Meet Purple M&M, the Candy Brand's First New Character in a Decade

Mars says Purple was "designed to represent acceptance and inclusivity."

New cast of M&M characters
Photo: Courtesy

When you grab a regular bag of M&M's, the colors will remain the same: red, orange, green, blue, yellow, and brown. But for the brand's advertising campaigns, there's a new color on the block: Purple.

Billed as the first expansion of M&M's "iconic crew" in a decade, Purple has been added today as the brand's latest "spokescandy." A permanent addition, she's the third female member of the M&M's team alongside Green and Brown, but is the first female peanut M&M (if you've been keeping track of such things).
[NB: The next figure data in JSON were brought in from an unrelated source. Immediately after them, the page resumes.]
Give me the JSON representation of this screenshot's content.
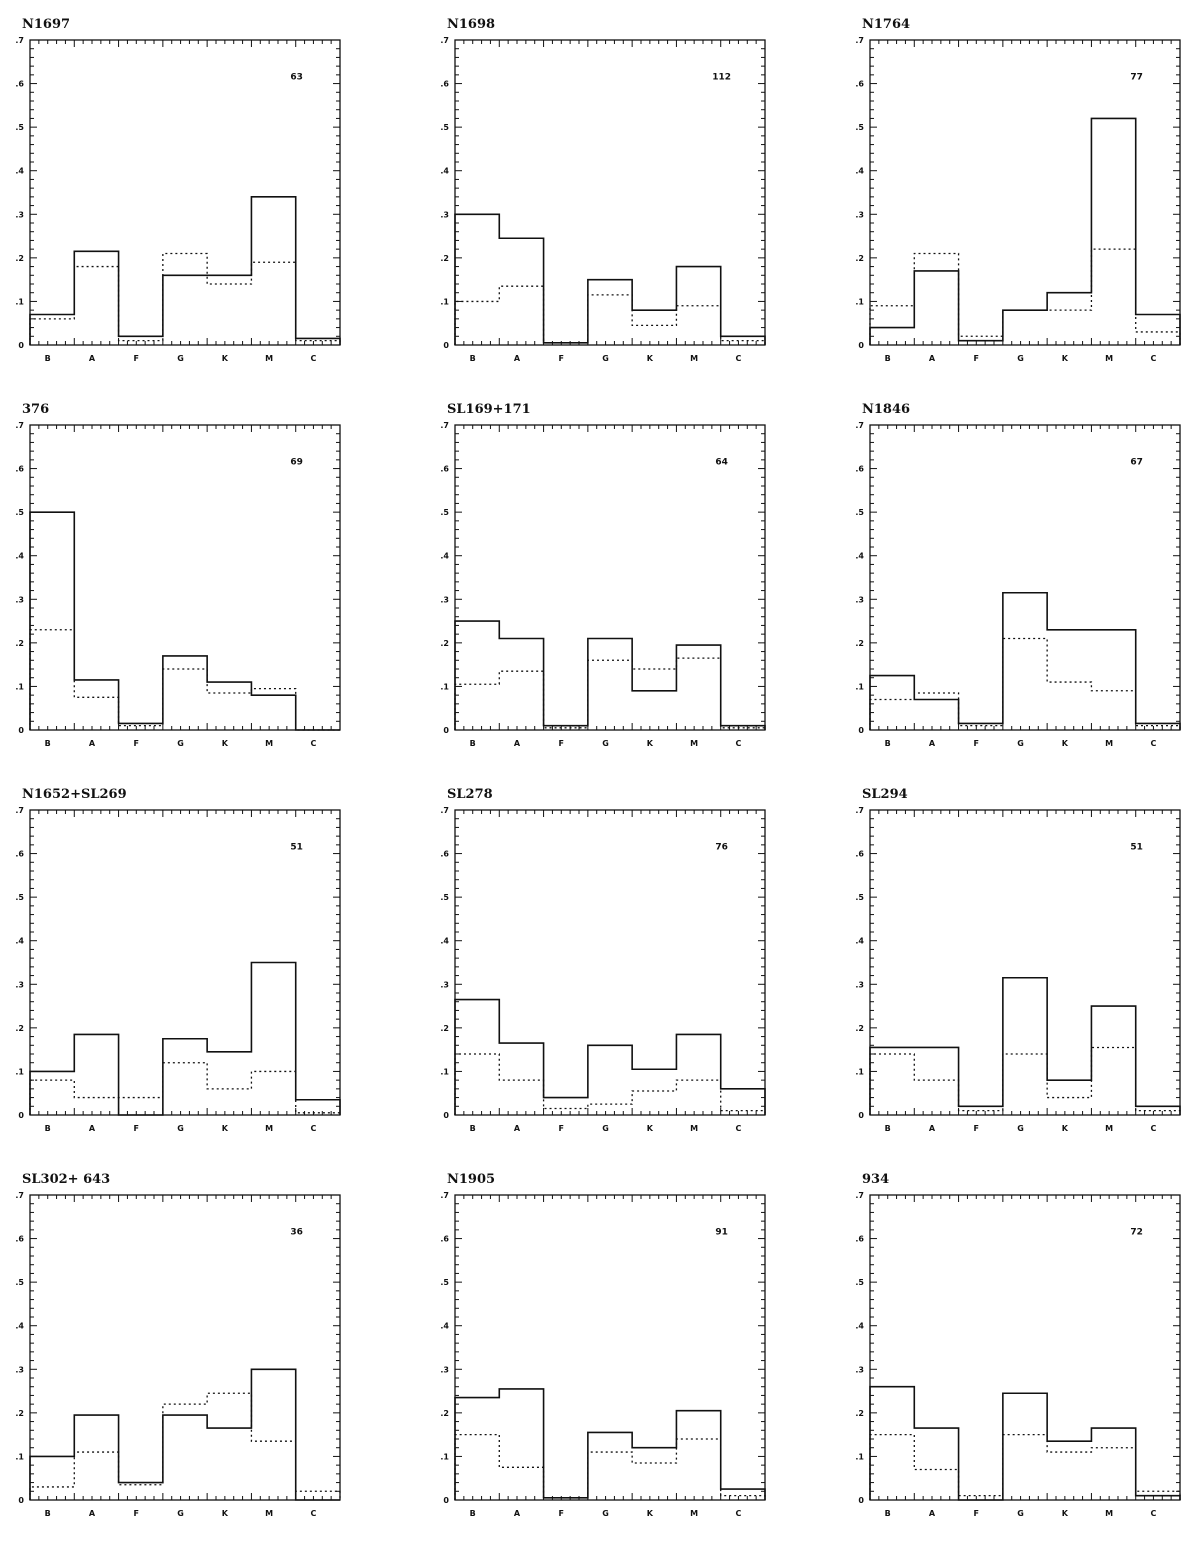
{
  "figure": {
    "colors": {
      "ink": "#111111",
      "background": "#ffffff"
    }
  },
  "chart_data": [
    {
      "type": "bar",
      "title": "N1697",
      "count_label": "63",
      "categories": [
        "B",
        "A",
        "F",
        "G",
        "K",
        "M",
        "C"
      ],
      "ylim": [
        0,
        0.7
      ],
      "yticks": [
        ".7",
        ".6",
        ".5",
        ".4",
        ".3",
        ".2",
        ".1",
        "0"
      ],
      "series": [
        {
          "style": "solid",
          "values": [
            0.07,
            0.215,
            0.02,
            0.16,
            0.16,
            0.34,
            0.015
          ]
        },
        {
          "style": "dotted",
          "values": [
            0.06,
            0.18,
            0.01,
            0.21,
            0.14,
            0.19,
            0.01
          ]
        }
      ]
    },
    {
      "type": "bar",
      "title": "N1698",
      "count_label": "112",
      "categories": [
        "B",
        "A",
        "F",
        "G",
        "K",
        "M",
        "C"
      ],
      "ylim": [
        0,
        0.7
      ],
      "yticks": [
        ".7",
        ".6",
        ".5",
        ".4",
        ".3",
        ".2",
        ".1",
        "0"
      ],
      "series": [
        {
          "style": "solid",
          "values": [
            0.3,
            0.245,
            0.005,
            0.15,
            0.08,
            0.18,
            0.02
          ]
        },
        {
          "style": "dotted",
          "values": [
            0.1,
            0.135,
            0.005,
            0.115,
            0.045,
            0.09,
            0.01
          ]
        }
      ]
    },
    {
      "type": "bar",
      "title": "N1764",
      "count_label": "77",
      "categories": [
        "B",
        "A",
        "F",
        "G",
        "K",
        "M",
        "C"
      ],
      "ylim": [
        0,
        0.7
      ],
      "yticks": [
        ".7",
        ".6",
        ".5",
        ".4",
        ".3",
        ".2",
        ".1",
        "0"
      ],
      "series": [
        {
          "style": "solid",
          "values": [
            0.04,
            0.17,
            0.01,
            0.08,
            0.12,
            0.52,
            0.07
          ]
        },
        {
          "style": "dotted",
          "values": [
            0.09,
            0.21,
            0.02,
            0.08,
            0.08,
            0.22,
            0.03
          ]
        }
      ]
    },
    {
      "type": "bar",
      "title": "376",
      "count_label": "69",
      "categories": [
        "B",
        "A",
        "F",
        "G",
        "K",
        "M",
        "C"
      ],
      "ylim": [
        0,
        0.7
      ],
      "yticks": [
        ".7",
        ".6",
        ".5",
        ".4",
        ".3",
        ".2",
        ".1",
        "0"
      ],
      "series": [
        {
          "style": "solid",
          "values": [
            0.5,
            0.115,
            0.015,
            0.17,
            0.11,
            0.08,
            0.0
          ]
        },
        {
          "style": "dotted",
          "values": [
            0.23,
            0.075,
            0.01,
            0.14,
            0.085,
            0.095,
            0.0
          ]
        }
      ]
    },
    {
      "type": "bar",
      "title": "SL169+171",
      "count_label": "64",
      "categories": [
        "B",
        "A",
        "F",
        "G",
        "K",
        "M",
        "C"
      ],
      "ylim": [
        0,
        0.7
      ],
      "yticks": [
        ".7",
        ".6",
        ".5",
        ".4",
        ".3",
        ".2",
        ".1",
        "0"
      ],
      "series": [
        {
          "style": "solid",
          "values": [
            0.25,
            0.21,
            0.01,
            0.21,
            0.09,
            0.195,
            0.01
          ]
        },
        {
          "style": "dotted",
          "values": [
            0.105,
            0.135,
            0.005,
            0.16,
            0.14,
            0.165,
            0.005
          ]
        }
      ]
    },
    {
      "type": "bar",
      "title": "N1846",
      "count_label": "67",
      "categories": [
        "B",
        "A",
        "F",
        "G",
        "K",
        "M",
        "C"
      ],
      "ylim": [
        0,
        0.7
      ],
      "yticks": [
        ".7",
        ".6",
        ".5",
        ".4",
        ".3",
        ".2",
        ".1",
        "0"
      ],
      "series": [
        {
          "style": "solid",
          "values": [
            0.125,
            0.07,
            0.015,
            0.315,
            0.23,
            0.23,
            0.015
          ]
        },
        {
          "style": "dotted",
          "values": [
            0.07,
            0.085,
            0.01,
            0.21,
            0.11,
            0.09,
            0.01
          ]
        }
      ]
    },
    {
      "type": "bar",
      "title": "N1652+SL269",
      "count_label": "51",
      "categories": [
        "B",
        "A",
        "F",
        "G",
        "K",
        "M",
        "C"
      ],
      "ylim": [
        0,
        0.7
      ],
      "yticks": [
        ".7",
        ".6",
        ".5",
        ".4",
        ".3",
        ".2",
        ".1",
        "0"
      ],
      "series": [
        {
          "style": "solid",
          "values": [
            0.1,
            0.185,
            0.0,
            0.175,
            0.145,
            0.35,
            0.035
          ]
        },
        {
          "style": "dotted",
          "values": [
            0.08,
            0.04,
            0.04,
            0.12,
            0.06,
            0.1,
            0.005
          ]
        }
      ]
    },
    {
      "type": "bar",
      "title": "SL278",
      "count_label": "76",
      "categories": [
        "B",
        "A",
        "F",
        "G",
        "K",
        "M",
        "C"
      ],
      "ylim": [
        0,
        0.7
      ],
      "yticks": [
        ".7",
        ".6",
        ".5",
        ".4",
        ".3",
        ".2",
        ".1",
        "0"
      ],
      "series": [
        {
          "style": "solid",
          "values": [
            0.265,
            0.165,
            0.04,
            0.16,
            0.105,
            0.185,
            0.06
          ]
        },
        {
          "style": "dotted",
          "values": [
            0.14,
            0.08,
            0.015,
            0.025,
            0.055,
            0.08,
            0.01
          ]
        }
      ]
    },
    {
      "type": "bar",
      "title": "SL294",
      "count_label": "51",
      "categories": [
        "B",
        "A",
        "F",
        "G",
        "K",
        "M",
        "C"
      ],
      "ylim": [
        0,
        0.7
      ],
      "yticks": [
        ".7",
        ".6",
        ".5",
        ".4",
        ".3",
        ".2",
        ".1",
        "0"
      ],
      "series": [
        {
          "style": "solid",
          "values": [
            0.155,
            0.155,
            0.02,
            0.315,
            0.08,
            0.25,
            0.02
          ]
        },
        {
          "style": "dotted",
          "values": [
            0.14,
            0.08,
            0.01,
            0.14,
            0.04,
            0.155,
            0.01
          ]
        }
      ]
    },
    {
      "type": "bar",
      "title": "SL302+ 643",
      "count_label": "36",
      "categories": [
        "B",
        "A",
        "F",
        "G",
        "K",
        "M",
        "C"
      ],
      "ylim": [
        0,
        0.7
      ],
      "yticks": [
        ".7",
        ".6",
        ".5",
        ".4",
        ".3",
        ".2",
        ".1",
        "0"
      ],
      "series": [
        {
          "style": "solid",
          "values": [
            0.1,
            0.195,
            0.04,
            0.195,
            0.165,
            0.3,
            0.0
          ]
        },
        {
          "style": "dotted",
          "values": [
            0.03,
            0.11,
            0.035,
            0.22,
            0.245,
            0.135,
            0.02
          ]
        }
      ]
    },
    {
      "type": "bar",
      "title": "N1905",
      "count_label": "91",
      "categories": [
        "B",
        "A",
        "F",
        "G",
        "K",
        "M",
        "C"
      ],
      "ylim": [
        0,
        0.7
      ],
      "yticks": [
        ".7",
        ".6",
        ".5",
        ".4",
        ".3",
        ".2",
        ".1",
        "0"
      ],
      "series": [
        {
          "style": "solid",
          "values": [
            0.235,
            0.255,
            0.005,
            0.155,
            0.12,
            0.205,
            0.025
          ]
        },
        {
          "style": "dotted",
          "values": [
            0.15,
            0.075,
            0.005,
            0.11,
            0.085,
            0.14,
            0.01
          ]
        }
      ]
    },
    {
      "type": "bar",
      "title": "934",
      "count_label": "72",
      "categories": [
        "B",
        "A",
        "F",
        "G",
        "K",
        "M",
        "C"
      ],
      "ylim": [
        0,
        0.7
      ],
      "yticks": [
        ".7",
        ".6",
        ".5",
        ".4",
        ".3",
        ".2",
        ".1",
        "0"
      ],
      "series": [
        {
          "style": "solid",
          "values": [
            0.26,
            0.165,
            0.0,
            0.245,
            0.135,
            0.165,
            0.01
          ]
        },
        {
          "style": "dotted",
          "values": [
            0.15,
            0.07,
            0.01,
            0.15,
            0.11,
            0.12,
            0.02
          ]
        }
      ]
    }
  ]
}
That said, while capital-P Purple will be appearing in ads, lowercase-p purple candies won't be coming to peanut M&M's packs.

As for her personality, M&M's parent company Mars writes, "Designed to represent acceptance and inclusivity, our newest member is known for her earnest self-expression. Keen self-awareness, authenticity and confidence are the driving forces behind Purple's charm and quirky nature."

"There is so much about our new spokescandy that people can relate to and appreciate, including her willingness to embrace her true self. Our new character reminds us to celebrate what makes us unique," Jane Hwang, global vice president at Mars Wrigley, stated. "Our purpose story is just getting started and the introduction of our newest M&M'S spokescandy is the next chapter, as the brand continues to delight fans with fun in a way only M&M'S can."

Purple's big debut is a 104-second YouTube video for her new song, "I'm Just Gonna Be Me" — an overtly self-aware introduction to the character voiced by comedian and talk show host Amber Ruffin, which also features contributions from saxophonist Grace Kelly, dancers Devin Santiago and Colo Cag, and opera singer Anthony Roth Costanzo.

Mars apparently has high hopes for the tune: The brand is adding it to all major music platforms and, for every stream, a one dollar donation (up to $500,000) will be made to Sing for Hope, described as "a non-profit that harnesses the power of the arts to bring hope, connection and purpose to millions of people around the world through music."